Um movimento recente do ministro Luiz Fux, do Supremo Tribunal Federal (STF), foi interpretado por colegas como o sinal mais claro de que ele não pretende pedir vista nem interromper o julgamento de Jair Bolsonaro no processo sobre a trama golpista.

Na sessão da Primeira Turma realizada na última terça-feira (19), Fux participou de conversas com outros ministros sobre o cronograma de votos e mencionou a data em que deve se manifestar, sem indicar qualquer intenção de adiar a análise do caso.

O julgamento terá início em 2 de setembro. A ordem dos votos prevê Alexandre de Moraes, relator do processo, seguido por Flávio Dino. Fux será o terceiro a se pronunciar, provavelmente no dia 9 de setembro, quando Moraes apresentará seu voto. Em seguida, votam Cármen Lúcia e Cristiano Zanin, que preside a Primeira Turma.

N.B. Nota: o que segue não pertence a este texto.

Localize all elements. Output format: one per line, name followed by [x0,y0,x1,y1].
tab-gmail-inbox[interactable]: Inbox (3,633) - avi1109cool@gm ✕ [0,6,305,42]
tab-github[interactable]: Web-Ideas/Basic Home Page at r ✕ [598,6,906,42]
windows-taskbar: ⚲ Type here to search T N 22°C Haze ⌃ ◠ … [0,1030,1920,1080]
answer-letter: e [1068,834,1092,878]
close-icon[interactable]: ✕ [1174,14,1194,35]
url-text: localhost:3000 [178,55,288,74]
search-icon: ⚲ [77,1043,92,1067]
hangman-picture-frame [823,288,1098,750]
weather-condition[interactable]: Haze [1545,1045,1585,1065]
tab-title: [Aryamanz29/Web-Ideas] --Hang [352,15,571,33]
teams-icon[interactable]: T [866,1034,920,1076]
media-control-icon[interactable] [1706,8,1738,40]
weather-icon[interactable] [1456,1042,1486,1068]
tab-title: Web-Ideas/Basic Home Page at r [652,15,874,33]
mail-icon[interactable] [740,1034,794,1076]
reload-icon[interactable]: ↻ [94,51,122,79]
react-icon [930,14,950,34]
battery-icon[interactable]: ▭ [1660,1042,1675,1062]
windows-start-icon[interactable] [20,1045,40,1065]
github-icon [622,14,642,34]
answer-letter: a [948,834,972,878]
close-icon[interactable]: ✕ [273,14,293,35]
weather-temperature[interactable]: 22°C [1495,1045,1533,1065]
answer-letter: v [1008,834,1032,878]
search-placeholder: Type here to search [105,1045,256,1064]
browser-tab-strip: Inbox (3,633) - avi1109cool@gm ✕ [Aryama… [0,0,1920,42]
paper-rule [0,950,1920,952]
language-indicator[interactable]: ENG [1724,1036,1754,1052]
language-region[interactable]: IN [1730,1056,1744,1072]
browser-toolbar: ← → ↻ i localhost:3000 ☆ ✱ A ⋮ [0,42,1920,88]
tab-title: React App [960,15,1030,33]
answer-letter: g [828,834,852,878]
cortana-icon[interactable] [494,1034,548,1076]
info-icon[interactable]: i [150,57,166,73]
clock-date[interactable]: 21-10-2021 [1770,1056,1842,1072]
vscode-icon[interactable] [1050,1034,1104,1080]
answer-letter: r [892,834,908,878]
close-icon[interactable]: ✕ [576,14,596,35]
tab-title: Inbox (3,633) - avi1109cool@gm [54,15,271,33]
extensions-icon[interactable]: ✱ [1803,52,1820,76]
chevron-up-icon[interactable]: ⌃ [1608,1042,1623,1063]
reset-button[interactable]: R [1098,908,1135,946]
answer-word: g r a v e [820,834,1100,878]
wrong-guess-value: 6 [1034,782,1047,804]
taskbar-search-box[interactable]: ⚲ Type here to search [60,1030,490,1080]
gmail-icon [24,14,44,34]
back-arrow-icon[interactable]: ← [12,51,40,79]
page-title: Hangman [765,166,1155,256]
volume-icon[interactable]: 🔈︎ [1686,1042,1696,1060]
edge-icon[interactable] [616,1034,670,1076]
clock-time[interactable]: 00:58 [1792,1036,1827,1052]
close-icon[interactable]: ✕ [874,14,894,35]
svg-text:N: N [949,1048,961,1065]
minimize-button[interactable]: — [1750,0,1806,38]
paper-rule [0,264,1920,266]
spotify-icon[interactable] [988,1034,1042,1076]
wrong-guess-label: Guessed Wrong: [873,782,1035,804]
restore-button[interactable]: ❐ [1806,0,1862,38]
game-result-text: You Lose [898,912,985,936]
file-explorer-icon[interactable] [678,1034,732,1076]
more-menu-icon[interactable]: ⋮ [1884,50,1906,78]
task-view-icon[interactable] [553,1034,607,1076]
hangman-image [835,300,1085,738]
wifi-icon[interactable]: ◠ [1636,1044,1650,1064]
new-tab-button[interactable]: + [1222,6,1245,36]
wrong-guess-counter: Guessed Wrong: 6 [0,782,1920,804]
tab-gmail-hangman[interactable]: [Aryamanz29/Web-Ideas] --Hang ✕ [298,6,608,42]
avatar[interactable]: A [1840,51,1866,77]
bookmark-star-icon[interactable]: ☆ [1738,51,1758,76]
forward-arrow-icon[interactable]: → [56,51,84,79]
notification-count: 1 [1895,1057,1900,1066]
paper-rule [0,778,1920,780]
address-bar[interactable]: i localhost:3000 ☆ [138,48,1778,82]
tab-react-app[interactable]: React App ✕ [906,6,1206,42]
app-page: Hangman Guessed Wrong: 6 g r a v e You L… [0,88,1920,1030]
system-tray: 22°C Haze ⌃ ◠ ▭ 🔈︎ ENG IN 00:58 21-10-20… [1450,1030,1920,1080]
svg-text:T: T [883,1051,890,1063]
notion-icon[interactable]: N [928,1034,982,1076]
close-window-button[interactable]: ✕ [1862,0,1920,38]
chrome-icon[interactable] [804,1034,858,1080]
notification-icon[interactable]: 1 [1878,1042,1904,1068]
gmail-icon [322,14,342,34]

Nos bastidores, Bolsonaro demonstra expectativa de que Fux peça vista, o que daria ao ministro até 90 dias para devolver o processo, empurrando a conclusão do julgamento para meados de 2026, ano eleitoral. Esse seria, segundo aliados do ex-presidente, o cenário ideal.

Entre os ministros do STF, contudo, a avaliação predominante é de que Fux não pretende adotar essa estratégia, reduzindo as chances de paralisação do processo e afastando a corte de pressões externas, inclusive da gestão Donald Trump.